Florida has been hard hit by the collapse of home prices nationwide and the sluggish economy. Many Florida mortgage brokers expect a slow but steady come back in the Florida real estate market. As the 4th most populous state, and the 4th largest economy in the United States, this state is poised and ready for a recovery. Still there remains a glut of foreclosures and unsold properties, and job growth remains stagnant.
A few years ago, a booming market was a seller’s market. Buyers were plentiful, the competition driving home prices upward. This led to speculators buying homes for the sole purpose of selling them six to twelve months later to make a tidy profit, further driving home prices upward. As long as Florida and the nation had a dynamic economy, it was still possible for homeowners to buy and prosper. It seemed like everyone was getting their share of the American dream.

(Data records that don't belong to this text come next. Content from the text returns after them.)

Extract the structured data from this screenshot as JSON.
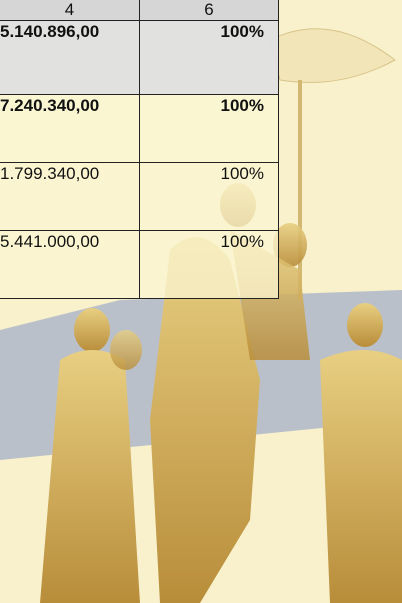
{
  "table": {
    "header": [
      "4",
      "6"
    ],
    "rows": [
      [
        "5.140.896,00",
        "100%"
      ],
      [
        "7.240.340,00",
        "100%"
      ],
      [
        "1.799.340,00",
        "100%"
      ],
      [
        "5.441.000,00",
        "100%"
      ]
    ]
  }
}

As housing prices collapsed, followed by a deep recession, unemployment topped out at 12.5%. Housing depreciated by 40% to 50% as the rate of foreclosures soared. Residents who bought before the crash saw their equity disappear.
Now for the good news. Home sales are on the rise. Inventory is still high. Strong price corrections have already occurred. February 2010 sales were up 21% from February 2009. A large number of foreclosures and a glut of unsold condominiums in tourist areas continues to keep prices low. This is good news for buyers, bad news for sellers.
Lower prices mean residents can buy a higher quality home for a reasonable price with a low mortgage rate. Slow but steady growth should result in appreciation of home values allowing those of modest means to make economic progress. Although unemployment remains high, temp agencies are now adding jobs, usually a precursor to real job growth. Job losses have slowed, but until the unemployed get back to work, sales will remain weak. Prices will remain low.
New home building has rebounded ever so slightly as building costs have decreased. This trend is limited to areas near large cities where the jobs are. New home buyers are primarily first time buyers and retirees who are finding Florida home mortgage loans affordable again. Construction is proceeding slowly. Builders remain cautious. Major concerns are the weak job sector and the continued glut of foreclosures for sale.
Some investors are betting that the economy will improve and beach cottages and condominiums will be in increasing demand for seasonal rentals. Many investors are buying and leasing to foreclosed homeowners who can’t qualify for a home loan. There has been some return to lease options between investors and renters. There are many opportunities and pitfalls to be considered. The cyclical nature of economies and real estate has to be factored in to any buying decision. An investor buying today should plan to hold his investment several years until the market rebounds.
Expect mixed signals and uncertainty to continue through 2011. Although strong price corrections have already occurred, the Florida real estate market may not yet have hit bottom. Home prices and mortgage rates are expected to remain low throughout 2011. A lot depends on the job sector. The unemployed don’t buy homes. Home owners who lose their jobs may lose their homes to foreclosure. Residents who fear job losses do not buy homes. For those who can and are ready to buy, low home prices and low Florida home loan rates are allowing more residents to purchase homes and low cost rentals are bringing seasonal visitors and tourists back to the sunshine state.